Multiple pathways through which the gut microbiota regulates neuronal mitochondria constitute another possible direction for depression.

作者信息

Zhao Hongyi, Qiu Xiongfeng, Wang Shuyu, Wang Yi, Xie Li, Xia Xiuwen, Li Weihong

机构信息

School of Basic Medical Science, Chengdu University of Traditional Chinese Medicine, Chengdu, China.

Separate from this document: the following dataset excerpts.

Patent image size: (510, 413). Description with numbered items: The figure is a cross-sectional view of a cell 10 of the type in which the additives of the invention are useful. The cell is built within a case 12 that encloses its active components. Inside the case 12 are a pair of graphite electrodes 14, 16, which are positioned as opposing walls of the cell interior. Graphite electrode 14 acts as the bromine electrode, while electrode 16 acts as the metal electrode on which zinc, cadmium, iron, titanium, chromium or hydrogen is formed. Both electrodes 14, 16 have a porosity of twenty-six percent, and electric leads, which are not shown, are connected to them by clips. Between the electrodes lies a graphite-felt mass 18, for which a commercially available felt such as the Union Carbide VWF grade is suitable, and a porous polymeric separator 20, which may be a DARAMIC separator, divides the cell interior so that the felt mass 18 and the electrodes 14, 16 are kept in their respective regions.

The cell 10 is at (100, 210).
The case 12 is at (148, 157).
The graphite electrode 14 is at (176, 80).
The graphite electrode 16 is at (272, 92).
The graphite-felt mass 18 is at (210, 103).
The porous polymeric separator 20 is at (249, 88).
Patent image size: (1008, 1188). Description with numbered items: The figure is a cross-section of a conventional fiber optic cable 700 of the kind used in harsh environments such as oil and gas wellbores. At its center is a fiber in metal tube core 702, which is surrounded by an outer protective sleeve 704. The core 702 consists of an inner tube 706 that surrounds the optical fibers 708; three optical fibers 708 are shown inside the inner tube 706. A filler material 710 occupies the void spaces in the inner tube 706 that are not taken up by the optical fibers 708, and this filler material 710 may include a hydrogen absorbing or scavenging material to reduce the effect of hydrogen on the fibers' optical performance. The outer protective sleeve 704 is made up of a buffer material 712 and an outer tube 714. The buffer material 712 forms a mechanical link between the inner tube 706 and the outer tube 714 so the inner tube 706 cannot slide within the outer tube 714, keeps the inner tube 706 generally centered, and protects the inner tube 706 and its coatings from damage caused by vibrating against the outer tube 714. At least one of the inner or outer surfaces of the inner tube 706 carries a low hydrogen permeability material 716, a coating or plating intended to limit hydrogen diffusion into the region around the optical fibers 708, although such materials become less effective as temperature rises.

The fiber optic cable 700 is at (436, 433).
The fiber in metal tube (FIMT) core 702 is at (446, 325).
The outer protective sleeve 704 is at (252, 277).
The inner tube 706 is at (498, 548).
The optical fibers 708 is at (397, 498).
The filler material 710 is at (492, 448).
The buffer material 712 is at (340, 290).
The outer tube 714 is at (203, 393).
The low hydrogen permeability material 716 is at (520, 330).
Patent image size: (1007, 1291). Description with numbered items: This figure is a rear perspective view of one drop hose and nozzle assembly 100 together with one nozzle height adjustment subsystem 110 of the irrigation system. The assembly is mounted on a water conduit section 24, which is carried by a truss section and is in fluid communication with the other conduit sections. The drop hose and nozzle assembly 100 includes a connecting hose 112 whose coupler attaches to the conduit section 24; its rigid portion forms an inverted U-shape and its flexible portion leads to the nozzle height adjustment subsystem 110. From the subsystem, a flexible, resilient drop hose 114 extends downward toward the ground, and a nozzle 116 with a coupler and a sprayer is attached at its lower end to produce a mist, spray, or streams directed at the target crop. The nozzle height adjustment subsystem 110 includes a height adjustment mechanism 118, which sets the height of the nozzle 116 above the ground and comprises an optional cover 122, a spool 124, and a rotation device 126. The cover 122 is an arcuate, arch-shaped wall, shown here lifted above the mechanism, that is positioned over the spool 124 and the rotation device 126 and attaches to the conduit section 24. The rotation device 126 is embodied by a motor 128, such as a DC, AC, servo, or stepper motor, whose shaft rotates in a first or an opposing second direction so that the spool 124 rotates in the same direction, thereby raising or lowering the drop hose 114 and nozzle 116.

School of Health Preservation and Rehabilitation, Chengdu University of Traditional Chinese Medicine, Chengdu, China.

出版信息

Front Microbiol. 2025 Apr 17;16:1578155. doi: 10.3389/fmicb.2025.1578155. eCollection 2025.

Abstract

As a significant mental health disorder worldwide, the treatment of depression has long faced the challenges of a low treatment rate, significant drug side effects and a high relapse rate. Recent studies have revealed that the gut microbiota and neuronal mitochondrial dysfunction play central roles in the pathogenesis of depression: the gut microbiota influences the course of depression through multiple pathways, including immune regulation, HPA axis modulation and neurotransmitter metabolism. Mitochondrial function serves as a key hub that mediates mood disorders through mechanisms such as defective energy metabolism, impaired neuroplasticity and amplified neuroinflammation. Notably, a bidirectional regulatory network exists between the gut microbiota and mitochondria: the flora metabolite butyrate enhances mitochondrial biosynthesis through activation of the AMPK-PGC1α pathway, whereas reactive oxygen species produced by mitochondria counteract the flora composition by altering the intestinal epithelial microenvironment. In this study, we systematically revealed the potential pathways by which the gut microbiota improves neuronal mitochondrial function by regulating neurotransmitter synthesis, mitochondrial autophagy, and oxidative stress homeostasis and proposed the integration of probiotic supplementation, dietary fiber intervention, and fecal microbial transplantation to remodel the flora-mitochondrial axis, which provides a theoretical basis for the development of novel antidepressant therapies targeting gut-brain interactions.

摘要

作为全球一种重要的精神健康障碍,抑郁症的治疗长期面临治疗率低、药物副作用大以及复发率高的挑战。最近的研究表明,肠道微生物群和神经元线粒体功能障碍在抑郁症的发病机制中起核心作用:肠道微生物群通过多种途径影响抑郁症的病程,包括免疫调节、下丘脑-垂体-肾上腺(HPA)轴调节和神经递质代谢。线粒体功能作为一个关键枢纽,通过能量代谢缺陷、神经可塑性受损和神经炎症放大等机制介导情绪障碍。值得注意的是,肠道微生物群和线粒体之间存在双向调节网络:菌群代谢产物丁酸盐通过激活AMPK-PGC1α途径增强线粒体生物合成,而线粒体产生的活性氧通过改变肠道上皮微环境来对抗菌群组成。在本研究中,我们系统地揭示了肠道微生物群通过调节神经递质合成、线粒体自噬和氧化应激稳态来改善神经元线粒体功能的潜在途径,并提出整合益生菌补充、膳食纤维干预和粪便微生物移植以重塑菌群-线粒体轴,这为开发针对肠-脑相互作用的新型抗抑郁疗法提供了理论基础。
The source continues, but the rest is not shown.